A postura do próprio Chris Gardner enfatiza esse abismo que separa os eternos fracassados daqueles que chegam ao sucesso. Logo no começo do filme, Gardner avista um indivíduo saindo de uma Ferrari em frente a um prédio comercial. Todos à sua volta pareciam felizes. Ele pergunta ao desconhecido o que ele fazia para poder ter aquilo, e a resposta muda sua vida. O homem diz que era corretor de ações, e que para tanto bastava ser bom com números e com pessoas. Gardner coloca na sua mente então que chegará lá um dia, e parte para um processo obstinado de tentativa, superando os mais absurdos obstáculos. O grande diferencial que vejo é o fato dele olhar o sucesso alheio e admirá-lo, querendo buscar para si algo semelhante. Isso é oposto ao que vemos, infelizmente com boa freqüência, em pessoas invejando o sucesso alheio, e querendo destruí-lo ao invés de lutar para subir na vida por conta própria.

A Declaração da Independência americana é bastante citada no filme, assim como a frase que Thomas Jefferson inseriu sobre o direito de todos à procura da felicidade. A mensagem do filme é bela, é uma mensagem de esperança, de liberdade, de valores pessoais e integridade. Mesmo sob a situação mais desesperadora que se pode imaginar, Gardner jamais deixou para trás seus valores. Isso serve de lição para muitos sociólogos e intelectuais que forçam uma associação de causalidade entre a pobreza e a criminalidade, como se a pequena conta bancária automaticamente criasse bandidos. A integridade das pessoas não depende do saldo no banco. Fora isso, o filme desmonta a crença do Estado paternalista, que irá cuidar dos pobres. Pelo contrário, o governo aparece para tirar na marra e sem aviso o dinheiro que Gardner conseguiu juntar com a venda de scanners para médicos, alegando impostos atrasados. Foi a gota d’água que jogou Gardner na rua da amargura. Esse é um retrato da realidade. O governo, para dar algo, antes precisa tirar, e normalmente o fardo recai sobre os mais pobres.

Não deixem de assistir o filme.

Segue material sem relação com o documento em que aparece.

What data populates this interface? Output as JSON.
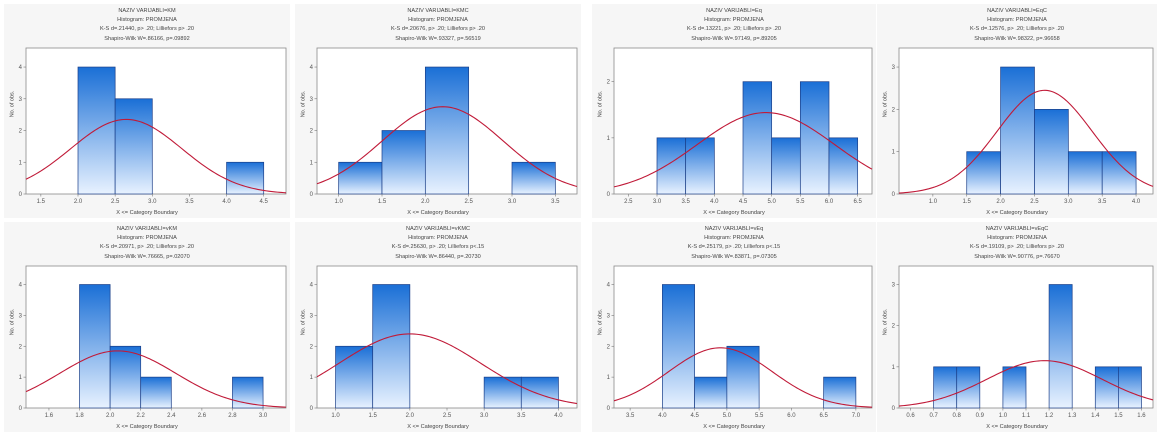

Em uma nação onde todos pensam somente no que o governo pode oferecer, onde a figura de “Che” Guevara ainda é enaltecida, e onde a iniciativa privada é vista como inimiga do povo, nada mais urgente que um relato de uma história verídica, de um sujeito que conhece bem de perto a completa miséria, e sai dela por conta própria, tornando-se um multimilionário. E lembrando ainda que o dinheiro aqui é apenas um subproduto, um indicador do sucesso que Gardner teve na vida. Pois seu valor mesmo, como homem íntegro que soube vencer barreiras inacreditáveis e educar seu filho sob tais circunstâncias, esse não pode ser mensurado pelos seus milhões de dólares.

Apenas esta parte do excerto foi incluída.